Les natures politiques du projet urbain. Ethnographie d’une agence d’architecture et d’urbanisme à l’épreuve de son écologisation

Thèse soutenue par Pierre Bouilhol, 2024

Auteur : Quartier libre des Lentillères

Dans un contexte de prise de conscience des dérèglements écologiques et climatiques, il est impératif de réinventer la manière dont sont conçues les villes pour assurer aux sociétés une terre habitable au futur. L’urbanisme apparaît comme l’une des causes majeures de ces crises et donc comme l’un des principaux leviers pour en contrer les conséquences. Si le processus d’écologisation est bien documenté dans le champ de l’action publique ou des théories de l’urbanisme, il génère cependant en pratique des conflits en raison des multiples intérêts contradictoires auxquels il se trouve associé.

Cette thèse étudie ce que l’écologisation fait aux pratiques quotidiennes du projet urbain à partir d’une enquête ethnographique au cours d’une immersion de quatre années au sein d’une agence d’architecture et d’urbanisme. Trois processus de projet urbain qui suscitent des conflits au nom d’une protection de la nature sont analysés afin de décrire les trajectoires politiques d’entités ou de phénomènes naturels en ville. Appréhendées au travers des frictions qu’elles génèrent et traquées depuis une démarche de participation-observante, ce travail propose de saisir (1) ce que font ces natures urbaines et ce qu’on leur fait dire, (2) ce qu’elles font faire en retour, notamment aux concepteur·rices et in fine (3) au sein de quels autres intérêts elles se retrouvent confrontées.

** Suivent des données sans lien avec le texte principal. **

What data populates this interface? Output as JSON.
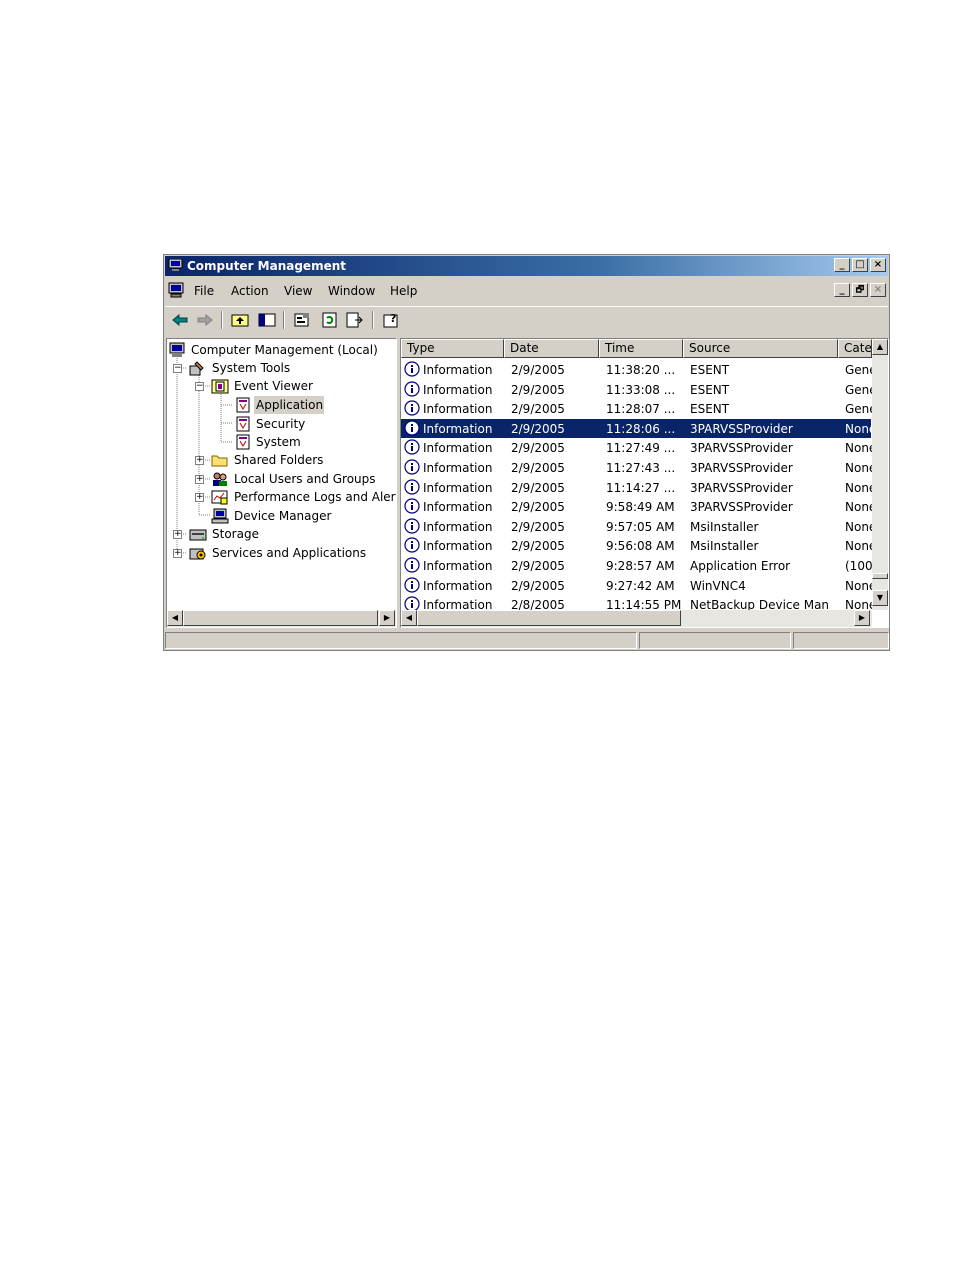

L’enrôlement d’une multitude d’acteurs autour de communautés au-delà de l’humain fait apparaître la nature comme une catégorie politique qui mêle des pratiques concurrentes, des morales plurielles, des conceptions multiples du juste et des normes. L’injonction de « faire avec les dynamiques du vivant » rejoue des rapports de force entre les différents acteurs de la fabrique urbaine, recompose les régimes d’attention et les outils des architectes urbanistes, tout en perturbant le paradigme techniciste de domination sur le non-humain qui caractérise la discipline. Si l’urbanisme écologisé est devenu un argument de la fabrique urbaine néolibérale, il subsiste dans la question écologique un potentiel subversif qui permet, à différentes échelles, de réinvestir la nature politique de l’activité de projet.